With the rising costs of medical care and prescription drugs, controlling the costs is now more critical than ever. The Centers for Medicare and Medicaid Services (CMS) finally put the new Medicare Advantage and Part D Prescription Drug Price Rule in place. The efforts were put in place to increase transparency for the price, and cost-sharing is passed on to patients.

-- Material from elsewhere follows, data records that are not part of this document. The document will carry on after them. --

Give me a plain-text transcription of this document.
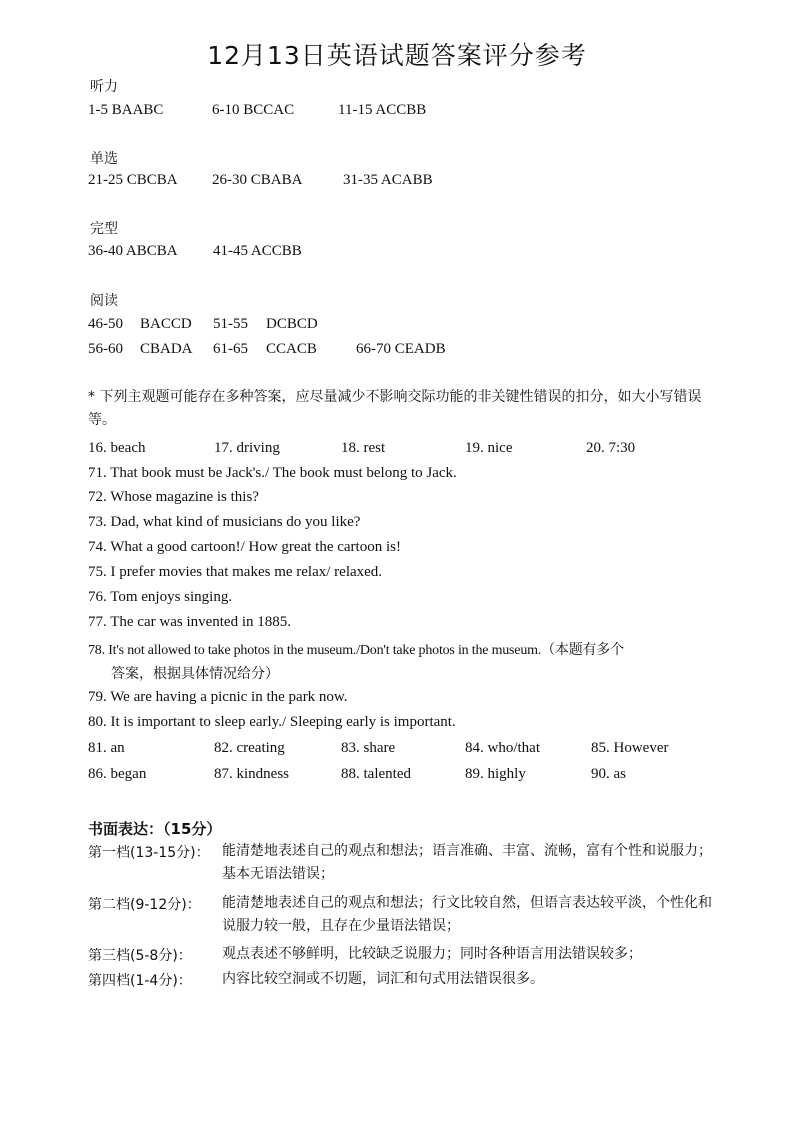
12月13日英语试题答案评分参考
听力
1-5 BAABC	6-10 BCCAC	11-15 ACCBB
单选
21-25 CBCBA 26-30 CBABA	31-35 ACABB
完型
36-40 ABCBA 41-45 ACCBB
阅读
46-50 BACCD 51-55 DCBCD
56-60 CBADA 61-65 CCACB	66-70 CEADB
* 下列主观题可能存在多种答案，应尽量减少不影响交际功能的非关键性错误的扣分，如大小写错误等。
16. beach	17. driving	18. rest	19. nice	20. 7:30
71. That book must be Jack's./ The book must belong to Jack.
72. Whose magazine is this?
73. Dad, what kind of musicians do you like?
74. What a good cartoon!/ How great the cartoon is!
75. I prefer movies that makes me relax/ relaxed.
76. Tom enjoys singing.
77. The car was invented in 1885.
78. It's not allowed to take photos in the museum./Don't take photos in the museum.（本题有多个
答案，根据具体情况给分）
79. We are having a picnic in the park now.
80. It is important to sleep early./ Sleeping early is important.
81. an	82. creating	83. share	84. who/that	85. However
86. began	87. kindness	88. talented	89. highly	90. as
书面表达：（15分）
第一档(13-15分)： 能清楚地表述自己的观点和想法；语言准确、丰富、流畅，富有个性和说服力；基本无语法错误；
第二档(9-12分)： 能清楚地表述自己的观点和想法；行文比较自然，但语言表达较平淡，个性化和说服力较一般，且存在少量语法错误；
第三档(5-8分)： 观点表述不够鲜明，比较缺乏说服力；同时各种语言用法错误较多；
第四档(1-4分)： 内容比较空洞或不切题，词汇和句式用法错误很多。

In this bid to restructure Medicare’s prescription drug benefit, there will be many benefits that include:

Drug Formulary Changes – Every year, Medicare Part D plans can change the list of prescription medications they will cover, known as the plan formulary. The current policy includes all six categories of drug formularies, and Part D sponsors are not allowed to 1.) Exclude a protected drug class if the price increased beyond the specified look-back period, or 2.) exclude a protected drug if it is a new formulation of an existing single-source drug or biological product even if the older version is still on the market.
That means even if you are taking the same medications, the amount you pay for your prescriptions, the plans’ premiums, deductibles, and co-pays may change in 2020!

Step Therapy Part B Drug Requirement Changes for Medicare Advantage – Step therapy management will enable Medicare Advantage and Medicare beneficiaries to pay less for Part B drugs. It will also ensure access to medical necessity Part B drugs in a timelier manner. Step therapy may only apply to new starts to medication, need to be approved by the plans therapeutic and pharmacy committee. The decision-making will be shorter when an appeal of a denial is made to coincide and mimic Part D rules.

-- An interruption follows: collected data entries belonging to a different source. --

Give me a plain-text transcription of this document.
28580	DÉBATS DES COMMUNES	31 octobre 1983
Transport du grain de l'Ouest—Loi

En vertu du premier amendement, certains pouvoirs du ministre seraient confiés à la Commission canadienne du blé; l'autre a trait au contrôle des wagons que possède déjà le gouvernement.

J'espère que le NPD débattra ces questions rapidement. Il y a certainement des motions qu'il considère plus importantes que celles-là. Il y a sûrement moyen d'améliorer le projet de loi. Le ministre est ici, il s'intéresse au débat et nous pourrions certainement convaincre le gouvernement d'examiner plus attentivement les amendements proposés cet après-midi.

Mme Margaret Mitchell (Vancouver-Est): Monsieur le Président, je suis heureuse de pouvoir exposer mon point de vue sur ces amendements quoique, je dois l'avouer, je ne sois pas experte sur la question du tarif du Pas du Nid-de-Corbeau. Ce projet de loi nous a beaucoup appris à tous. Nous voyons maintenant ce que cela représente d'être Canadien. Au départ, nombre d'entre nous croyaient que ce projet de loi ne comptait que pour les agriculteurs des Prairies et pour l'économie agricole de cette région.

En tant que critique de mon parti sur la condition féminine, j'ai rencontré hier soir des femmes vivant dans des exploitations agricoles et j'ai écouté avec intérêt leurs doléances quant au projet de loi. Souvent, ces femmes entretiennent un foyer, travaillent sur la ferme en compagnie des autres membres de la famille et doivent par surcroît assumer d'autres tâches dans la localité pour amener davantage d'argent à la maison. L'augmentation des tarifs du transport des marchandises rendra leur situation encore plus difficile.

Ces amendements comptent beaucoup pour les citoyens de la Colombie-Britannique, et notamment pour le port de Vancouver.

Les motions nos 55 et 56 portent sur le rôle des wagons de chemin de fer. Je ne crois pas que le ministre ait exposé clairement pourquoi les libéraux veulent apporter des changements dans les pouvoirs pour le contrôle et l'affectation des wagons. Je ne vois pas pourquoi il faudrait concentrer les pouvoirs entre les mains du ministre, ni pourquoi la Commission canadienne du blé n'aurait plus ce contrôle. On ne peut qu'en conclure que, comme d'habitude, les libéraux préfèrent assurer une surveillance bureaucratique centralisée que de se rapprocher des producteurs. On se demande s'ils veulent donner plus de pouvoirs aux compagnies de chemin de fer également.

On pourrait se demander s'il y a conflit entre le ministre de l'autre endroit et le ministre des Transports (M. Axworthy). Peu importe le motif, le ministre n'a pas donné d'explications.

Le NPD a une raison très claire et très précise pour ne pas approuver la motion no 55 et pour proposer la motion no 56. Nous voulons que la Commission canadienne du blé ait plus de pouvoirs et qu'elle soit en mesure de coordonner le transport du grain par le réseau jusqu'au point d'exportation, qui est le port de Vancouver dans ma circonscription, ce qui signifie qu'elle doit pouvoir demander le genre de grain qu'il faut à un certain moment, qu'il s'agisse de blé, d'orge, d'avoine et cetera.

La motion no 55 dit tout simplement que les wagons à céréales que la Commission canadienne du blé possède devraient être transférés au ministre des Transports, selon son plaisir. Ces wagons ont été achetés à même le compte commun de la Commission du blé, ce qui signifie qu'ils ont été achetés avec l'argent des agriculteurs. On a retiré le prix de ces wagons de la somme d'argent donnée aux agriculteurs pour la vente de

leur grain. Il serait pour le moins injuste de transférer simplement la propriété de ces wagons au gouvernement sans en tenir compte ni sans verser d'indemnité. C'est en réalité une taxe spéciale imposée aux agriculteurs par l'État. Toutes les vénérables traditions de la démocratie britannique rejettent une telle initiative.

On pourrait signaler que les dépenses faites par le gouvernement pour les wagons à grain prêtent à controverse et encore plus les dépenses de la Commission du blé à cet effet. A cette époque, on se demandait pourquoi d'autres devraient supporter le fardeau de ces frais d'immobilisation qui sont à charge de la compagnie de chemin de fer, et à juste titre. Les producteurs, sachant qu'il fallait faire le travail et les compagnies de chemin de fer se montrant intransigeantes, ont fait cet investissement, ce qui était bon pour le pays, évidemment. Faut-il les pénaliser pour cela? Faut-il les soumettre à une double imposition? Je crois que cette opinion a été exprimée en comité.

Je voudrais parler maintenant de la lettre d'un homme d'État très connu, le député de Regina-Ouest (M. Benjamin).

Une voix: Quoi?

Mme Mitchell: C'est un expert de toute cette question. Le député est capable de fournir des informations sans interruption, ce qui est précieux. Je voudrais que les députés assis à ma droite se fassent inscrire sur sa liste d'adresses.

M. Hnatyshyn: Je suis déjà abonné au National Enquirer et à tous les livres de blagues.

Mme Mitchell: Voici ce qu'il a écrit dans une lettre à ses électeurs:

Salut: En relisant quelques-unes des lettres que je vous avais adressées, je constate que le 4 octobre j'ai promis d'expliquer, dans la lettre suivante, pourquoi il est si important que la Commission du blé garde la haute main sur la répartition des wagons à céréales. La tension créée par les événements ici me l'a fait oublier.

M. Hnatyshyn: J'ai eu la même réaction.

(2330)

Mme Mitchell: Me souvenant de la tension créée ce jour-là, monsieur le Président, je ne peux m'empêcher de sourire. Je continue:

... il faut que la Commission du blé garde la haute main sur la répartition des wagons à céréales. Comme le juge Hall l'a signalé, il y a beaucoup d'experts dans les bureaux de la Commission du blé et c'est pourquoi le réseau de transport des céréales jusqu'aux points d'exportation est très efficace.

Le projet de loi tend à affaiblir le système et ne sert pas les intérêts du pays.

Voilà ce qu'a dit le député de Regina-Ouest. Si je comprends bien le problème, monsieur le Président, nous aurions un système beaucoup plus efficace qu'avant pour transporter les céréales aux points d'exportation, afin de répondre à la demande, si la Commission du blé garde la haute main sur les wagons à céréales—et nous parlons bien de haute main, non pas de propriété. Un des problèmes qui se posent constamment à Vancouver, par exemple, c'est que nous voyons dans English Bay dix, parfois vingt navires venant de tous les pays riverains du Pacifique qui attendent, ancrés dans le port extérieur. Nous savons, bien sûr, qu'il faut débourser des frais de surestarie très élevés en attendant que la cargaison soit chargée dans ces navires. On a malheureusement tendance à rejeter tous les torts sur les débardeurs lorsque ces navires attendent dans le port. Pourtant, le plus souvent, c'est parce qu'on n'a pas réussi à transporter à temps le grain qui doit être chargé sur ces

Real-time Benefit Tools with E-Prescribing – Each Part D will adopt one or more Real-Time Benefit Tools (RTBT) that can work with a minimum of one ePrescribing system or electronic health record (HER). This should be in effect by January 1, 2021. The benefit of the RTBT is that it can inform beneficiaries of lower-costs available in the prescription drug benefit plan. This helps minimize out-of-pocket expenses and can improve medication adherence.

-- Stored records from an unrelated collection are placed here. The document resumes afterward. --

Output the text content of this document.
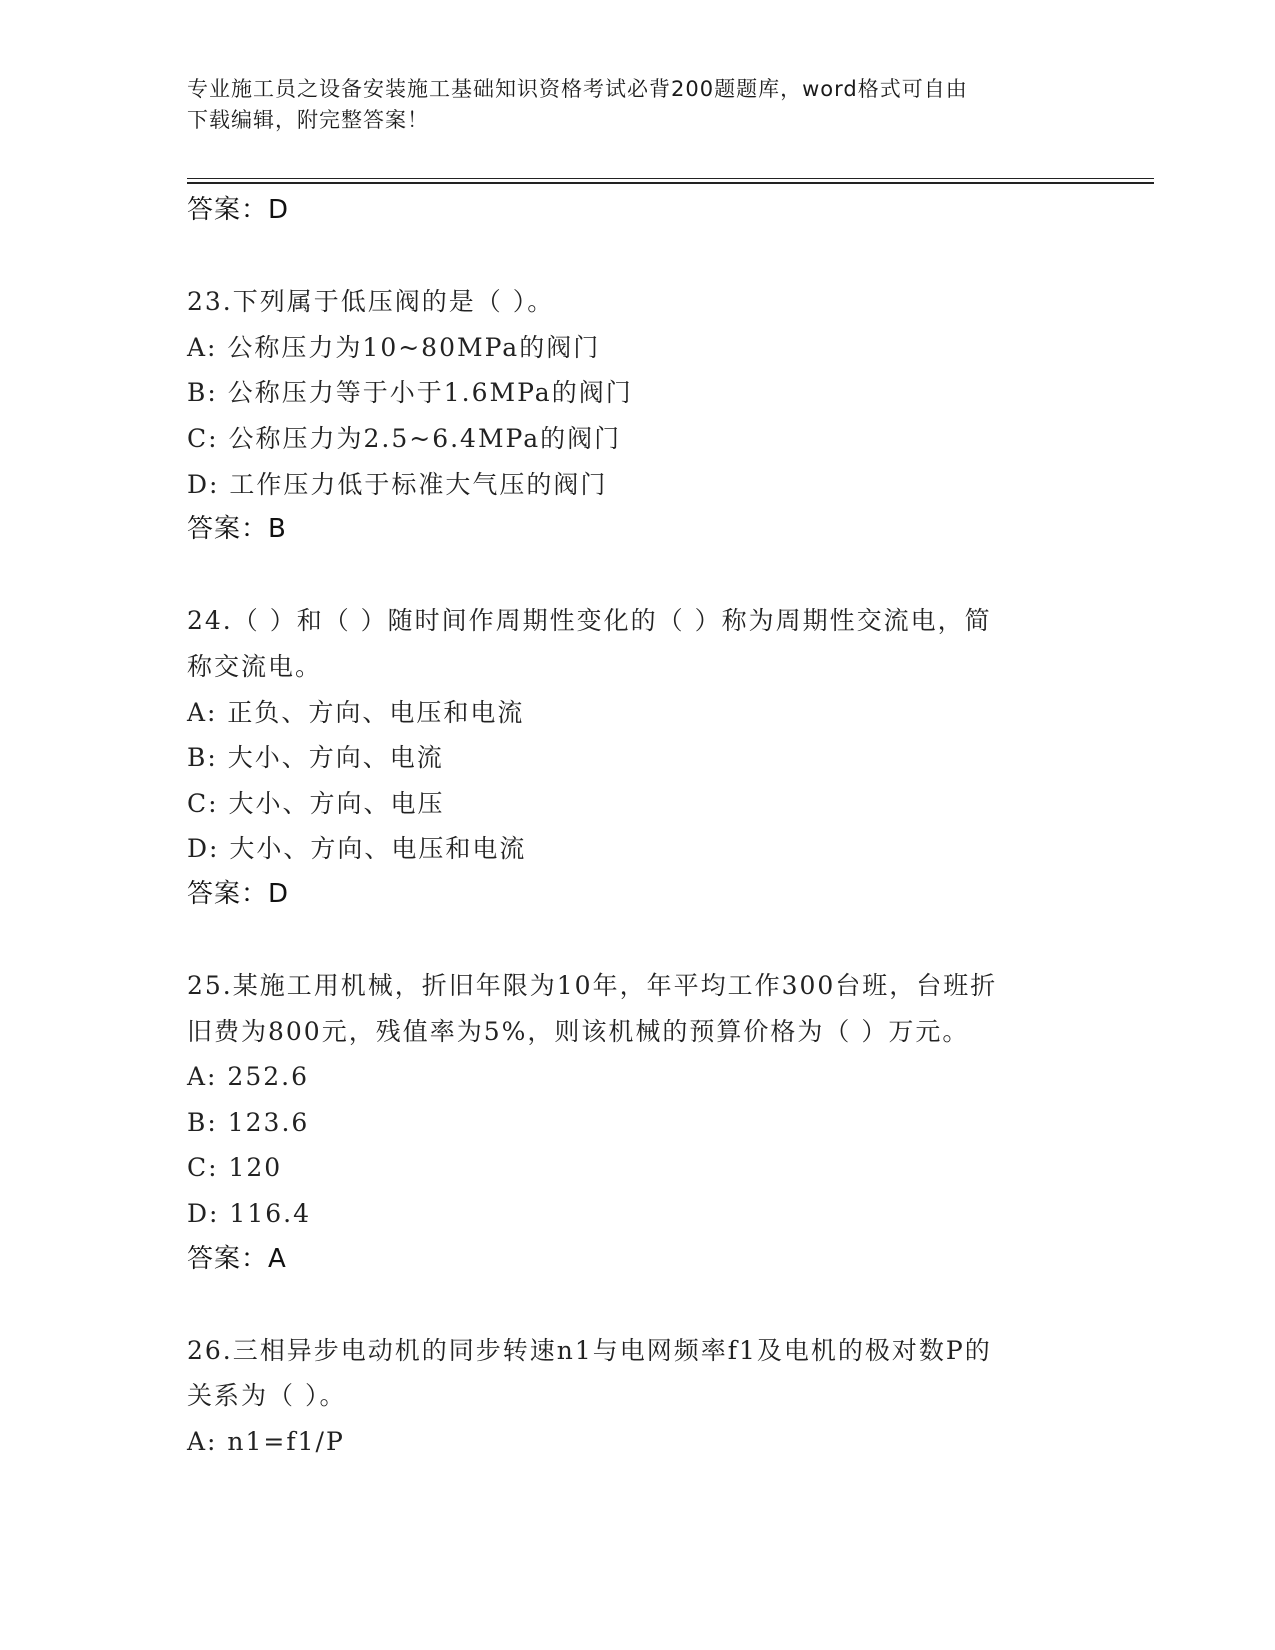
专业施工员之设备安装施工基础知识资格考试必背200题题库，word格式可自由
下载编辑，附完整答案！
答案：D
23.下列属于低压阀的是（ ）。
A: 公称压力为10~80MPa的阀门
B: 公称压力等于小于1.6MPa的阀门
C: 公称压力为2.5~6.4MPa的阀门
D: 工作压力低于标准大气压的阀门
答案：B
24.（ ）和（ ）随时间作周期性变化的（ ）称为周期性交流电，简
称交流电。
A: 正负、方向、电压和电流
B: 大小、方向、电流
C: 大小、方向、电压
D: 大小、方向、电压和电流
答案：D
25.某施工用机械，折旧年限为10年，年平均工作300台班，台班折
旧费为800元，残值率为5%，则该机械的预算价格为（ ）万元。
A: 252.6
B: 123.6
C: 120
D: 116.4
答案：A
26.三相异步电动机的同步转速n1与电网频率f1及电机的极对数P的
关系为（ ）。
A: n1=f1/P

Gag Clause Ban Changes – This rule will actually ban “gag clauses.” The benefit is now pharmacy-benefit-managers cannot prohibit pharmacists from informing patients of cost savings when using cash instead of insurance. Pharmacists will now be able to advise patients the best cost associated with prescriptions and give them a clear choice and better access to a variety of options.

Out-of-pocket Prescription Drug Costs – Part D Payment Modernization – The incentive plan is to negotiate lower drug costs for patients that hit or meet the catastrophic phase of drug coverage by putting an out-of-pocket cap and overall lowering the drug prices. With the new rule, there will be a target limit that the plan will implement. If the plan stays under that limit, the cost-saving will be passed onto the plan. If the plan goes over the target, they are responsible for the loss. The plan is at risk, but, with the additional Part D rewards and incentives and tools to control drug costs, it will help the beneficiary choose prescription drugs at lower prices overall, and the cost-sharing will have a trickling effect.

Medicare Advantage Value-Based Insurance Design (VBID) – While this concept was first launched in 2017, it will test new service delivery approaches in 2020. The goal is to allow plans to provide better-targeted cost-sharing and benefits based on customization with chronic conditions or socioeconomic status with incentive programs and reward systems. These incentive programs will help improve access to telehealth services and utilize virtual services that can replace some in-person visits.

All Medicare Advantage plans in the USA can apply in 2020 for VBID. Special Needs Plans and Regional PPOs are now available. In 20121 the VBID will allow MA plans to offer Medicare hospice benefits.

The price rule was put into effect to make sure patients have easier access, more affordable health care, and drug coverage and to allow Medicare Advantage plans to negotiate better prices for medications prescribed through physicians.